Mom at age 37 with Dad and family in 1954 after the birth of my sister her 7th child |
Mom was born during WW1, the war to end all wars. She was raised during the depression, went to college for a degree in elementary school education, married during WW2; her first child born while her husband, my father, was serving in the Army/Air Corps as part of the combat operations in the depths of the war in Europe. My father returned and she had another child, then another, then another....until there were nine. When she could have no other children, she took the responsibility of raising a neighbors child whose mother was absent. She baked, grew a vegetable garden, knitted our hats, scarves and slippers, sewed our pajamas and clothing from patterns she made out of newspaper, sent us to private catholic school and corrected our grammar as needed until it became our second skin, something we all have found to be both a curse as well as a blessing. She was a brownie and girl scout leader, a cub scout and boy scout mother. She woke us up early for paper routes, and stayed up late making sure our homework was completed.
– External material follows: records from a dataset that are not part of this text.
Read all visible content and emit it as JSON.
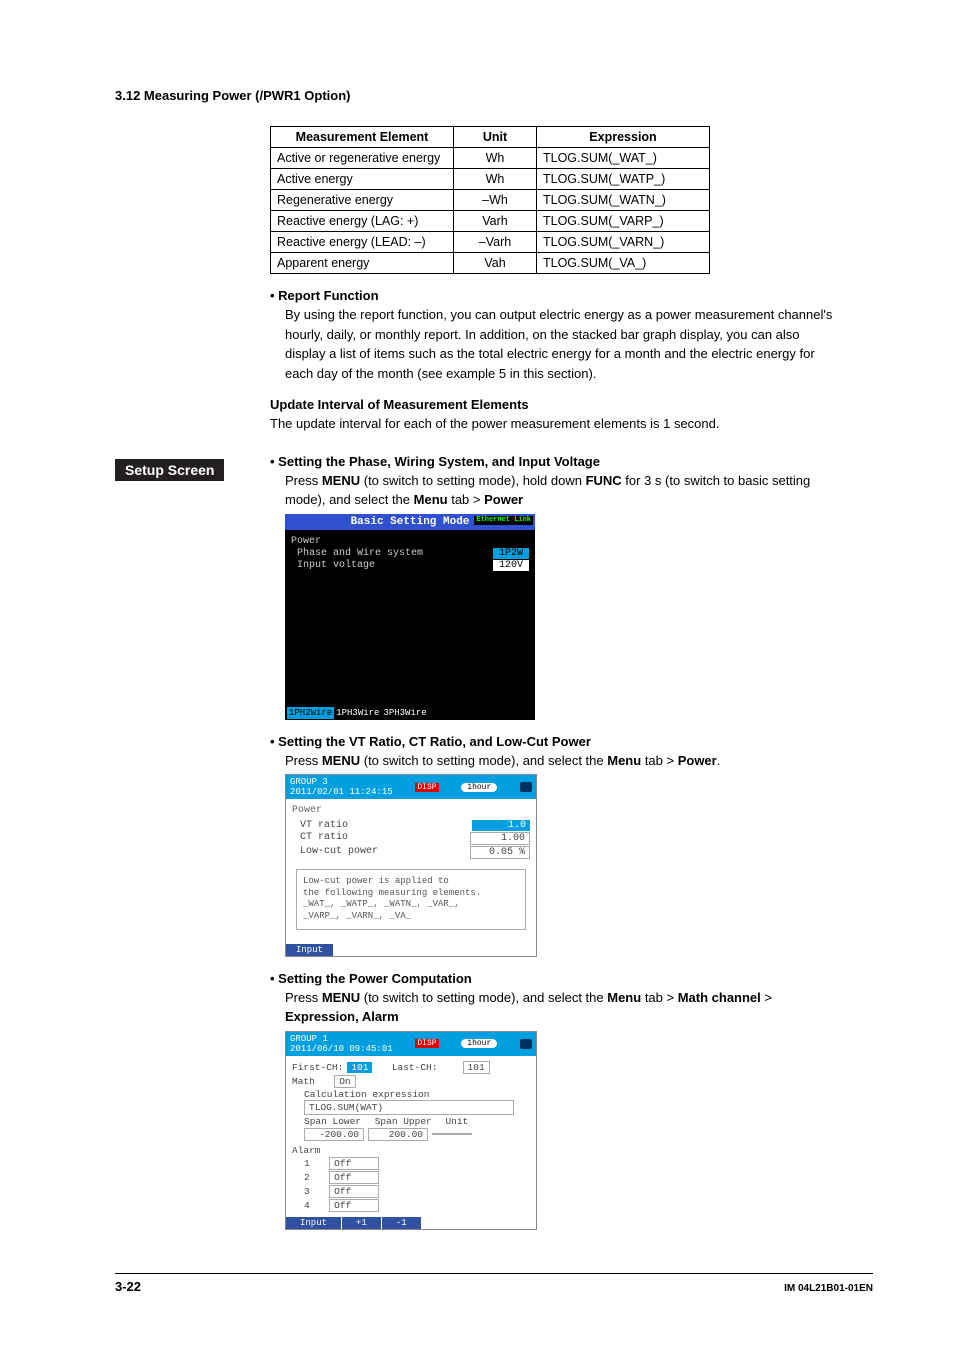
{
  "header": "3.12  Measuring Power (/PWR1 Option)",
  "table": {
    "headers": [
      "Measurement Element",
      "Unit",
      "Expression"
    ],
    "rows": [
      [
        "Active or regenerative energy",
        "Wh",
        "TLOG.SUM(_WAT_)"
      ],
      [
        "Active energy",
        "Wh",
        "TLOG.SUM(_WATP_)"
      ],
      [
        "Regenerative energy",
        "–Wh",
        "TLOG.SUM(_WATN_)"
      ],
      [
        "Reactive energy (LAG: +)",
        "Varh",
        "TLOG.SUM(_VARP_)"
      ],
      [
        "Reactive energy (LEAD: –)",
        "–Varh",
        "TLOG.SUM(_VARN_)"
      ],
      [
        "Apparent energy",
        "Vah",
        "TLOG.SUM(_VA_)"
      ]
    ]
  },
  "report": {
    "title": "Report Function",
    "body": "By using the report function, you can output electric energy as a power measurement channel's hourly, daily, or monthly report. In addition, on the stacked bar graph display, you can also display a list of items such as the total electric energy for a month and the electric energy for each day of the month (see example 5 in this section)."
  },
  "update": {
    "title": "Update Interval of Measurement Elements",
    "body": "The update interval for each of the power measurement elements is 1 second."
  },
  "sidebar": "Setup Screen",
  "sect1": {
    "title": "Setting the Phase, Wiring System, and Input Voltage",
    "pre": "Press ",
    "menu": "MENU",
    "mid1": " (to switch to setting mode), hold down ",
    "func": "FUNC",
    "mid2": " for 3 s (to switch to basic setting mode), and select the ",
    "menutab": "Menu",
    "mid3": " tab > ",
    "power": "Power"
  },
  "scr1": {
    "title": "Basic Setting Mode",
    "eth": "Ethernet\nLink",
    "section": "Power",
    "r1l": "Phase and Wire system",
    "r1v": "1P2W",
    "r2l": "Input voltage",
    "r2v": "120V",
    "tabs": [
      "1PH2Wire",
      "1PH3Wire",
      "3PH3Wire"
    ],
    "tabsel": 0
  },
  "sect2": {
    "title": "Setting the VT Ratio, CT Ratio, and Low-Cut Power",
    "pre": "Press ",
    "menu": "MENU",
    "mid": " (to switch to setting mode), and select the ",
    "menutab": "Menu",
    "mid2": " tab > ",
    "power": "Power",
    "end": "."
  },
  "scr2": {
    "topL": "GROUP 3",
    "topDate": "2011/02/01 11:24:15",
    "disp": "DISP",
    "pill": "1hour",
    "section": "Power",
    "r1l": "VT ratio",
    "r1v": "1.0",
    "r2l": "CT ratio",
    "r2v": "1.00",
    "r3l": "Low-cut power",
    "r3v": "0.05 %",
    "note": "Low-cut power is applied to\nthe following measuring elements.\n_WAT_, _WATP_, _WATN_, _VAR_,\n_VARP_, _VARN_, _VA_",
    "tab": "Input"
  },
  "sect3": {
    "title": "Setting the Power Computation",
    "pre": "Press ",
    "menu": "MENU",
    "mid": " (to switch to setting mode), and select the ",
    "menutab": "Menu",
    "mid2": " tab > ",
    "math": "Math channel",
    "mid3": " > ",
    "expr": "Expression, Alarm"
  },
  "scr3": {
    "topL": "GROUP 1",
    "topDate": "2011/06/10 09:45:01",
    "disp": "DISP",
    "pill": "1hour",
    "firstch_l": "First-CH:",
    "firstch_v": "101",
    "lastch_l": "Last-CH:",
    "lastch_v": "101",
    "math_l": "Math",
    "math_v": "On",
    "calc_l": "Calculation expression",
    "calc_v": "TLOG.SUM(WAT)",
    "span_l": "Span Lower",
    "span_u": "Span Upper",
    "unit_l": "Unit",
    "span_lv": "-200.00",
    "span_uv": "200.00",
    "unit_v": "",
    "alarm": "Alarm",
    "a1": "1",
    "a1v": "Off",
    "a2": "2",
    "a2v": "Off",
    "a3": "3",
    "a3v": "Off",
    "a4": "4",
    "a4v": "Off",
    "tabs": [
      "Input",
      "+1",
      "-1"
    ]
  },
  "footer": {
    "page": "3-22",
    "doc": "IM 04L21B01-01EN"
  }
}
She took in the strays that my Dad constantly brought home despite having twelve mouths to feed. She loved peonies and mocha ice cream, murder mysteries and the Boston Red Sox. She loved swimming in the ocean on Cape Cod and playing bingo. She prayed as one of her sons went off to war in VietNam and then again years later when two of her grandsons went to Afghanistan and Iraq. In her 50's she returned to work, teaching 3rd grade at the grammar school we each attended. By age 70 she was asked to retire but continued on to "assist" in the school office, most assuredly working harder for free than she ever had while making a salary. Twenty years later she was still receiving letters from former students whose lives she touched. She and my Dad were fixed and constant in their attendance at Sunday mass and once, when they won the lottery, made certain the appropriate tithe was given to the parish although they both went without luxuries for many years. She was stubborn yet thoughtful and caring, remembering even distant friends and relatives on their birthdays with greeting cards. She buried her husband and her son yet she was blessed with 16 grandchildren and 15 great grandchildren (with another on his way) almost all of whom inherited her trademark brilliant blue eyes. Oh how she loved her GG's!
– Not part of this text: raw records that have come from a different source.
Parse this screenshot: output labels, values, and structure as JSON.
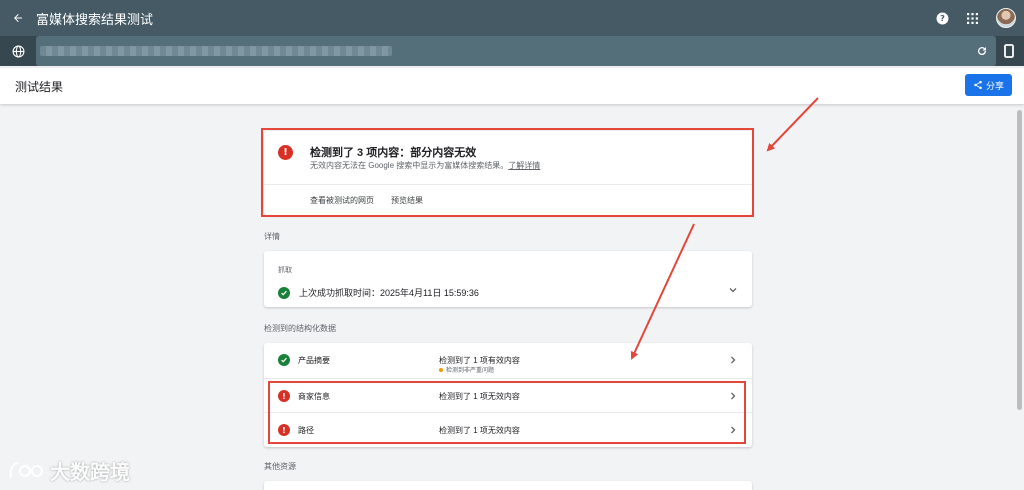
{
  "appbar": {
    "title": "富媒体搜索结果测试"
  },
  "subheader": {
    "title": "测试结果",
    "share_label": "分享"
  },
  "summary": {
    "heading": "检测到了 3 项内容：部分内容无效",
    "subtitle": "无效内容无法在 Google 搜索中显示为富媒体搜索结果。",
    "learn_more": "了解详情",
    "view_tested_page": "查看被测试的网页",
    "preview_results": "预览结果"
  },
  "details": {
    "section_label": "详情",
    "crawl_label": "抓取",
    "crawl_status": "上次成功抓取时间：2025年4月11日 15:59:36"
  },
  "structured_data": {
    "section_label": "检测到的结构化数据",
    "rows": [
      {
        "name": "产品摘要",
        "status": "检测到了 1 项有效内容",
        "note": "检测到非严重问题"
      },
      {
        "name": "商家信息",
        "status": "检测到了 1 项无效内容"
      },
      {
        "name": "路径",
        "status": "检测到了 1 项无效内容"
      }
    ]
  },
  "other_resources": {
    "section_label": "其他资源"
  },
  "watermark": {
    "text": "大数跨境"
  },
  "colors": {
    "appbar": "#455a64",
    "accent": "#1a73e8",
    "error": "#d93025",
    "success": "#188038",
    "annotation": "#e5463a"
  },
  "icons": [
    "back-arrow-icon",
    "help-icon",
    "apps-grid-icon",
    "globe-icon",
    "refresh-icon",
    "mobile-device-icon",
    "share-icon",
    "error-icon",
    "check-circle-icon",
    "chevron-down-icon",
    "chevron-right-icon",
    "warning-dot-icon"
  ]
}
I imagine most people, when losing a parent, take quiet moments of reflection. What has this person meant to me, what will I miss the most, what have I lost. Where and how do I begin this enumeration? My mother and I didn't always agree, yet despite harsh words spoken which cannot be taken back, I know that my mother loved me as I loved her. Although I can't claim to possess her unyielding faith, she gave me the gift of spirituality and I am thankful for the guidance she taught by her example. I will think of her whenever I hear Josh Groban sing, or pass an ice cream parlor. I'll remember her on her birthday, Mothers day and Christmas. I'll recall her constant lessons whenever I hear someone using incorrect grammar, although I'll endeavor to use more restraint! I will root for the Red Sox in her honor, as well as my fathers and I will forever cherish the legacy she has given us all.....her family.
Mostly, however, I will miss her. I love you Mom. Rest in peace.
On her most recent birthday |
1 comment:
What a wonderful post Dorine, you brought me to tears with a smile on my face. Thanks for sharing, your Mother sounds like a remarkable woman that touched many lives and will be remembered fondly by so many. I know she raised at least one wonderful daughter who loved her very much.